林希看着王宇,就像看着一个还没长大的孩子。
他拉过一张椅子坐下,语气平静得有些冷酷:
“王宇,你记住。”
“我们卖给老外的,不仅仅是一台机器,而是一种安全感。”
“安全感?”王宇愣住了。
“欧美中产阶级怕死,尤其怕那些看不见的健康威胁。”
林希指着图纸上的红灯设计,语气像个诱惑人心的恶魔:
“那个红灯不是故障灯,那是焦虑灯。”
“当它亮起的时候,就是在告诉用户:”
“你的保护罩失效了,赶紧掏钱续费。”
林希顿了顿,端起茶缸喝了一口,润了润嗓子:
“如果靠用户自觉,他们可能三年都不换一次滤芯。”
“那我们的工厂吃什么?工人喝什么?”
“我们要卖的不是一次性的塑料盒子,而是源源不断的耗材。”
“这叫订阅式服务的雏形。”
直播间里的网友彻底乐了,满屏都是滑稽表情:
【哈哈哈哈!神特么“焦虑灯”!这就是传说中的计划性报废?】
【王宇:我学的是技术,你教我的是黑魔法。
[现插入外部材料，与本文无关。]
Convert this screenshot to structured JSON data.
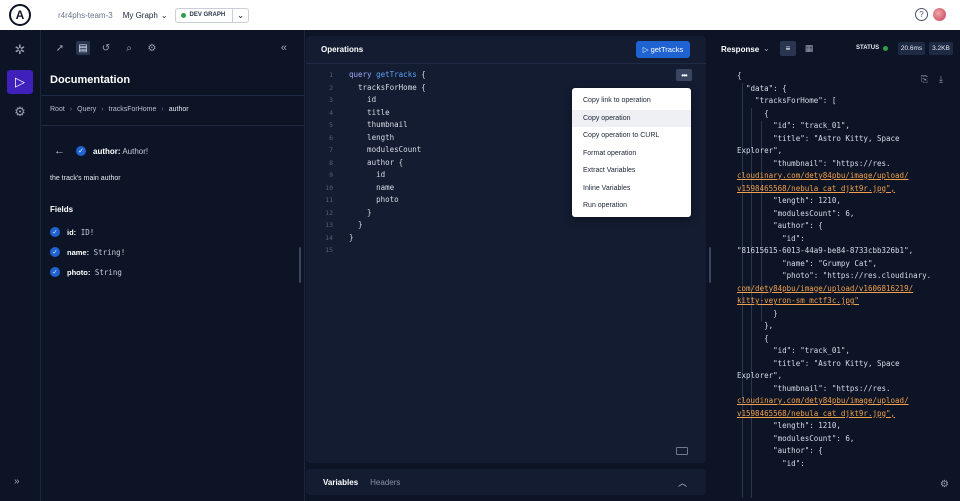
{
  "header": {
    "org": "r4r4phs-team-3",
    "graph": "My Graph",
    "variant": "DEV GRAPH",
    "logo_letter": "A"
  },
  "rail": {
    "items": [
      {
        "name": "schema-icon"
      },
      {
        "name": "explorer-icon"
      },
      {
        "name": "settings-icon"
      }
    ]
  },
  "docs": {
    "title": "Documentation",
    "breadcrumbs": [
      "Root",
      "Query",
      "tracksForHome",
      "author"
    ],
    "field_name": "author:",
    "field_type": "Author!",
    "description": "the track's main author",
    "fields_title": "Fields",
    "fields": [
      {
        "name": "id:",
        "type": "ID!"
      },
      {
        "name": "name:",
        "type": "String!"
      },
      {
        "name": "photo:",
        "type": "String"
      }
    ]
  },
  "operations": {
    "title": "Operations",
    "run_label": "getTracks",
    "lines": [
      "1",
      "2",
      "3",
      "4",
      "5",
      "6",
      "7",
      "8",
      "9",
      "10",
      "11",
      "12",
      "13",
      "14",
      "15"
    ],
    "menu": [
      "Copy link to operation",
      "Copy operation",
      "Copy operation to CURL",
      "Format operation",
      "Extract Variables",
      "Inline Variables",
      "Run operation"
    ]
  },
  "variables": {
    "tab_variables": "Variables",
    "tab_headers": "Headers"
  },
  "response": {
    "title": "Response",
    "status_label": "STATUS",
    "time": "20.6ms",
    "size": "3.2KB",
    "lines": [
      "{",
      "  \"data\": {",
      "    \"tracksForHome\": [",
      "      {",
      "        \"id\": \"track_01\",",
      "        \"title\": \"Astro Kitty, Space",
      "Explorer\",",
      "        \"thumbnail\": \"https://res.",
      "cloudinary.com/dety84pbu/image/upload/",
      "v1598465568/nebula_cat_djkt9r.jpg\",",
      "        \"length\": 1210,",
      "        \"modulesCount\": 6,",
      "        \"author\": {",
      "          \"id\":",
      "\"81615615-6013-44a9-be84-8733cbb326b1\",",
      "          \"name\": \"Grumpy Cat\",",
      "          \"photo\": \"https://res.cloudinary.",
      "com/dety84pbu/image/upload/v1606816219/",
      "kitty-veyron-sm_mctf3c.jpg\"",
      "        }",
      "      },",
      "      {",
      "        \"id\": \"track_01\",",
      "        \"title\": \"Astro Kitty, Space",
      "Explorer\",",
      "        \"thumbnail\": \"https://res.",
      "cloudinary.com/dety84pbu/image/upload/",
      "v1598465568/nebula_cat_djkt9r.jpg\",",
      "        \"length\": 1210,",
      "        \"modulesCount\": 6,",
      "        \"author\": {",
      "          \"id\":"
    ]
  }
}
】
【资本家看了都要流泪!主播这镰刀挥得太快,都出残影了!】
【有一说一,这在后世都是基操,但在80年代简直就是降维打击,老外绝对会被忽悠瘸了。】
【学到了,这就去把家里的红灯抠掉!】
王宇张了张嘴,似乎想反驳,但又找不到逻辑上的漏洞。
他的工程学世界观,正在被这种赤裸裸的商业逻辑冲击得支离破碎。
何振华若有所思地点了点头。
在笔记本上重重地写下了“耗材”两个字。
“再说这个本草净氛层。”
林希指着图纸最核心的那层滤网,
“二嘎,这块原料你去跑。”
孙二嘎正愁眉苦脸地算账:
“经理,这上面写的又是艾草又是薄荷,还有侧柏叶,这成本可不低啊。”
“要是按您的销量预测,咱们得把半个省的药材铺买空了。”
“谁让你买原药了?”
林希瞥了他一眼,
“去制药厂,收他们提炼完剩下的药渣。”
“药渣?”孙二嘎瞪大了眼睛,
“那玩意儿都没药效了,就是柴火啊!”
“老外又不懂中医。”
林希道,
“只要烘干处理好,不发霉,保留那股子中药味儿就行。”
“在他们鼻子里,那不是药味。”
“那是来自东方的、神秘的“气”的味道。”
“他们买的不是药效,是情绪价值。”
“是那本《气的秘密》里写的能量净化。”
“噗——”
正在喝水的克劳斯没忍住,一口水喷了出来。
这位日耳曼国严谨派的代表一边咳嗽一边擦嘴。
看着林希的眼神里充满了复杂的情绪:
“林,幸亏你是搞工业的。”
“如果你去华尔街或者当个政客。”
“那绝对是世界的灾难。”
“你这是把……那个词怎么说来着?”
“对,把忽悠变成了生意。”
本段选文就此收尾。